Rossi a jugé que Márquez avait joué les gardes du corps pour Lorenzo durant ce dernier Grand Prix de la saison. Dans son flot de reproches, il a utilisé le terme italien de "biscottone" (gros biscuit) qui rappelle un système de triche en courses hippiques, le "biscuit" en question étant donné au cheval pour le faire gagner ou perdre.

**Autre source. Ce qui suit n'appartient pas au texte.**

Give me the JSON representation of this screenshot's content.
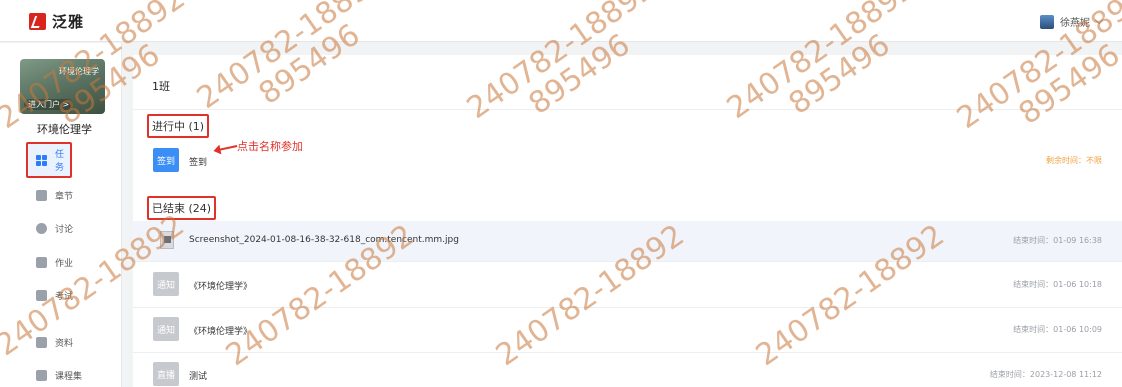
{
  "app": {
    "name": "泛雅",
    "user": "徐燕妮"
  },
  "sidebar": {
    "cover_title": "环境伦理学",
    "cover_tag": "进入门户 >",
    "course_name": "环境伦理学",
    "items": [
      {
        "label": "任务",
        "icon": "grid-icon"
      },
      {
        "label": "章节",
        "icon": "list-icon"
      },
      {
        "label": "讨论",
        "icon": "chat-icon"
      },
      {
        "label": "作业",
        "icon": "pencil-icon"
      },
      {
        "label": "考试",
        "icon": "exam-icon"
      },
      {
        "label": "资料",
        "icon": "folder-icon"
      },
      {
        "label": "课程集",
        "icon": "collection-icon"
      }
    ]
  },
  "main": {
    "class_name": "1班",
    "ongoing_label": "进行中 (1)",
    "ended_label": "已结束 (24)",
    "annotation": "点击名称参加",
    "ongoing": [
      {
        "badge": "签到",
        "title": "签到",
        "right": "剩余时间：不限"
      }
    ],
    "ended": [
      {
        "badge": "",
        "title": "Screenshot_2024-01-08-16-38-32-618_com.tencent.mm.jpg",
        "right": "结束时间：01-09 16:38"
      },
      {
        "badge": "通知",
        "title": "《环境伦理学》",
        "right": "结束时间：01-06 10:18"
      },
      {
        "badge": "通知",
        "title": "《环境伦理学》",
        "right": "结束时间：01-06 10:09"
      },
      {
        "badge": "直播",
        "title": "测试",
        "right": "结束时间：2023-12-08 11:12"
      }
    ]
  },
  "watermark": {
    "line1": "240782-18892",
    "line2": "895496"
  },
  "colors": {
    "accent": "#3a8ef6",
    "highlight_box": "#e0322b",
    "brand": "#d9261c"
  }
}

"Si ça avait été moi à l'époque et que, disons, Eddie Lawson et Wayne Rainey aient été en bagarre pour le titre sans que je sois en lice, j'aurais piloté de manière légèrement différente contre eux lors de la dernière course. A moins d'avoir une opportunité claire de passer au freinage en bout de ligne droite, ou bien de profiter d'une erreur, je n'aurais pas tenté de manœuvre risquée. La dernière chose que j'aurais voulu c'est d'être le facteur décisif au championnat."

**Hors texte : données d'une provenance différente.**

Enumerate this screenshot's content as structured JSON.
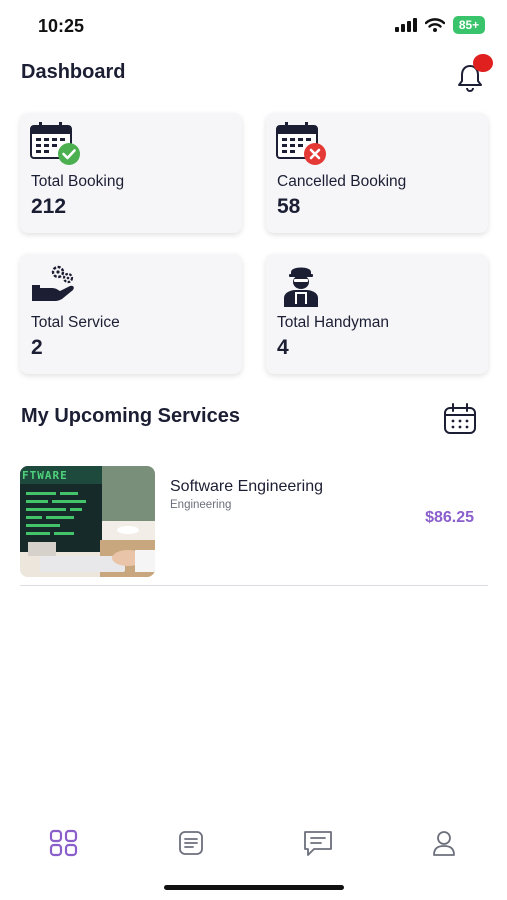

"Est-ce que c'est la façon dont raisonnait Márquez après tout le bruit qu'ont fait les deux courses précédentes? Je n'en suis pas certain, mais pour moi il avait l'air à la limite quand il suivait Lorenzo. Leurs chronos à tous les deux étaient rapides."

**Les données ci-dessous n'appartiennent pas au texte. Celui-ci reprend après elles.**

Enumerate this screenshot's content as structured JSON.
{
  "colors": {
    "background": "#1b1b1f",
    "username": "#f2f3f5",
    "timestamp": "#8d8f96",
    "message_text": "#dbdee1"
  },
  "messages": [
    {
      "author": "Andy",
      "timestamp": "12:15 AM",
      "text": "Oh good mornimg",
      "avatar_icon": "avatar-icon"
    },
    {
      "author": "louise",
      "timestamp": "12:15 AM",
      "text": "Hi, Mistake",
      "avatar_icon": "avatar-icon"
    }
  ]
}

Schwantz garde pourtant un doute quant aux motivations de Márquez sur cette dernière course : "Quand on voit que Pedrosa a commencé à revenir sur eux, alors oui on peut avoir quelques soupçons sur Márquez. Dani a rattrapé Lorenzo et Márquez en reprenant… quoi? 2.4s en quatre tours? Et quand il les a rejoints, soudain Marc est devenu très agressif contre son coéquipier."

"Mais on pourrait estimer que c'est peut-être parce que Pedrosa n'était pas en lice pour le titre que Márquez a senti qu'il pouvait prendre plus de risques. Qui sait? Et comment peut-on savoir quel était réellement le rythme de Marc? Tout ce que l'on sait c'est qu'Honda ne s'est pas plaint de son pilote et qu'il a bel et bien maintenu la pression sur Lorenzo jusqu'au drapeau à damier."

Rossi a-t-il perdu le titre à cause de sa pénalité?

L'ancien pilote Suzuki estime que la pénalité subie par Valentino Rossi n'a pas véritablement pesé dans le verdict final du championnat. Pour l'Américain, Rossi n'avait tout simplement pas le rythme pour monter sur le podium du Grand Prix de Valence, un résultat qui lui était nécessaire pour être couronné compte tenu de la victoire de Jorge Lorenzo.

"Je ne pense pas qu'il avait la vitesse pour entrer dans le top 3," tranche Schwantz. "Rossi a un problème avec Valence, et cela dure depuis l'époque où il était en lutte contre Nicky Hayden, en 2006. Il a tout simplement du mal à être rapide sur ce circuit. Rossi était en difficulté vu que la saison se terminait là. Même s'il n'avait pas été pénalisé, il aurait pris le départ de la course en douzième position après son erreur en qualifications."

"Vale a fait du très bon boulot en atteignant la quatrième place alors qu'il partait du fond de la grille, mais quand il est arrivé là il comptait 11 secondes de retard sur le troisième. Sans compter qu'il avait probablement plus usé ses pneus que les trois premiers parce qu'il a dû être agressif et passer toutes ces motos."

"Après la course, j'ai envoyé un sms à Rossi pour lui dire : "Hey, c'est la meilleure course que tu pouvais espérer faire, à moins qu'une Honda ou deux ne tombe. Va de l'avant."

Une polémique néfaste?

Pas tant que ça, estime Kevin Schwantz: "Je suis d'avis que c'était une bonne pub pour le championnat. Regardez Motorsport.com : vous avez enchainé les articles. C'est génial, c'est la plus grosse couverture qu'on ait jamais eue!"